Siamo a metà degli anni cinquanta. Non si sono ancora rimarginate le ferite prodotte dallo sfortunato secondo conflitto mondiale, ma c’è nell’aria una gran voglia di ripresa: accanto alle macerie che ancora intristiscono le nostre città spuntano i primi capannoni industriali. Il miracolo economico è alle porte.
Anche le Forze Armate si stanno riorganizzando, superando gradualmente i traumi di un conflitto perso tragicamente. Siamo ormai in pieno clima di guerra fredda: l’Italia è ben inserita nel blocco occidentale e deve fare la sua parte per la difesa del mondo libero. I Paesi alleati la aiutano fornendo generosamente mezzi, materiali e addestramento del personale.
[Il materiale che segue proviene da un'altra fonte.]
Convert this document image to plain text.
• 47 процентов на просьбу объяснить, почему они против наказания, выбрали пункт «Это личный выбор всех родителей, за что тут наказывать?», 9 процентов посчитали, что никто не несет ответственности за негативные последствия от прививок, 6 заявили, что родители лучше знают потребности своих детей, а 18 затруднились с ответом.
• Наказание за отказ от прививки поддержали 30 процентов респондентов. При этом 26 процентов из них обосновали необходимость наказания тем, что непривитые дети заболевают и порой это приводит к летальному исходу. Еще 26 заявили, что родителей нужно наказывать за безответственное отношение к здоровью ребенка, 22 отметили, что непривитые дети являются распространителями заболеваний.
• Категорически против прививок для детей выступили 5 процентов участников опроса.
L’Italia tutta è, di fatto, in piena ripresa, morale e materiale: una ripresa che investe tutti i settori, compreso quello delle sue Forze Armate, che vogliono dimostrare agli Alleati che gli sbagli del passato sono sideralmente lontani: il futuro, quanto mai ricco di prospettive, non ammette, nonostante le rivalità politiche interne, incertezze né, tanto meno, atteggiamenti equivoci.
L’Aeronautica è in prima linea in questa ripresa. Nei cieli delle nostre città sfrecciano i primi aviogetti che con il loro frastuono inusitato stupiscono uomini e animali: si diffonde la voce che in qualche caso le galline smettano di fare le uova. Ma sono anche questi rumori che incuriosiscono prima, e attirano poi, molti giovani, affascinati dal mondo dell’Aviazione, un mondo che sembra particolarmente proiettato nel futuro e ricco di prospettive.
In questo quadro, nel 1956, tremila di questi giovani si fanno avanti e decidono di partecipare al concorso per l’Accademia Aeronautica. Si tratta di una cifra certamente ragguardevole, sia in confronto con i concorsi precedenti, che avevano registrato un’affluenza notevolmente inferiore, sia tenuto conto che la ripresa economica spinge le imprese industriali e commerciali, in fase di sviluppo, a richiedere personale giovane, sano e in possesso di una certa cultura: lo stesso che cerca l’Aeronautica Militare.